First Cow, c’est l’histoire de deux hommes, Cookie Figowitz (John Magaro) et King Lu (Orion Lee), dans l’Oregon de 1820. Le premier est cuisinier pour des trappeurs. Le deuxième, un émigrant chinois, vient de tuer un homme. « Cela fait plusieurs années que je pense à adapter The Half-Life [le roman de Jonathan Raymond, NDLR]. Nous en avons longuement parlé tous les deux. J’ai été attirée par le personnage de Cookie – celui de King Lu a été composé de deux personnages du roman –, par l’amitié entre les deux hommes ainsi que par l’examen de l’Amérique corporative. »
« Nous avons conservé les thèmes et les personnages du roman, mais nous avons effectué certains changements. Il n’y a pas de vache, par exemple. Nous avons donc dû développer une nouvelle manière d’explorer certains thèmes », a-t-elle indiqué à l’Agence QMI. Car Cookie et King Lu se mettent à voler le lait de la vache de Chief Factor (Toby
Jones), un riche Britannique, afin de confectionner des espèces de beignets qu’ils vendront ensuite.

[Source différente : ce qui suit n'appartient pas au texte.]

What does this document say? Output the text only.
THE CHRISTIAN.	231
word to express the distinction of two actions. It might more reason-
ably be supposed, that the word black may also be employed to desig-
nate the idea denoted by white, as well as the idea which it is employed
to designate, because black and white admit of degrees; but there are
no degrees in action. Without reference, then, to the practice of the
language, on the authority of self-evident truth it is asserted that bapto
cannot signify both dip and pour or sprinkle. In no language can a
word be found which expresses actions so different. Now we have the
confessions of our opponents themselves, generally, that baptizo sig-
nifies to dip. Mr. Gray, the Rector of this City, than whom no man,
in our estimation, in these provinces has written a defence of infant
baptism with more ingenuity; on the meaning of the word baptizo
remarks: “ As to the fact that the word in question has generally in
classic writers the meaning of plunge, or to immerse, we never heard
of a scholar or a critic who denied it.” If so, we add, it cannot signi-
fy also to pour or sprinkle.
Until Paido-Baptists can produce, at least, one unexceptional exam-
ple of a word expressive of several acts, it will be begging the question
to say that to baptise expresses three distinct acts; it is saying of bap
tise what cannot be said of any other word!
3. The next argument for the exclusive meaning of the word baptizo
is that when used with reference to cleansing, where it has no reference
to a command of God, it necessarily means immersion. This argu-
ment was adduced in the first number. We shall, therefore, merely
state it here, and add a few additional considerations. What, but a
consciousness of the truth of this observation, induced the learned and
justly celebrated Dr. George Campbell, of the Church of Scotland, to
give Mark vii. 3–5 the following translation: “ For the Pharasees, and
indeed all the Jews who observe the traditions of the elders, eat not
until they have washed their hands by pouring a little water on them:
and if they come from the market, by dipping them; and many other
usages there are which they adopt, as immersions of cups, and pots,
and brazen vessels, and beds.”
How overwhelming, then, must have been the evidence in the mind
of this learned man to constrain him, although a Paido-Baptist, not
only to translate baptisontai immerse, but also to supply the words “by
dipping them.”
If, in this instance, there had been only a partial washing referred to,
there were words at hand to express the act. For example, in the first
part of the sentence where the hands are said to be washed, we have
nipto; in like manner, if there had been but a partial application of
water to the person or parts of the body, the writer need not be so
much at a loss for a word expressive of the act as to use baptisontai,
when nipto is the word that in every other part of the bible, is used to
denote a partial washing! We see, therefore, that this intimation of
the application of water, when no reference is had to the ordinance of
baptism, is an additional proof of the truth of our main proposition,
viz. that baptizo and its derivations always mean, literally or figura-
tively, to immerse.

« Je ne cherche rien de spécifique [quand je lis une nouvelle ou un roman que j’ai envie d’adapter]. Je collabore avec Jonathan Raymond depuis plusieurs longs métrages et nous sommes amis, nous parlons donc régulièrement des projets que nous avons envie de réaliser. »
MINIMALISME…
« Je suis attirée par la manière dont les gens fonctionnent dans leur environnement. S’il y a un bon maillage possible [des protagonistes] avec leurs combats quotidiens, parfois il s’agit de choses à petite échelle, comme par exemple d’étudier la manière dont une communauté va tisser des liens », a-t-elle dit.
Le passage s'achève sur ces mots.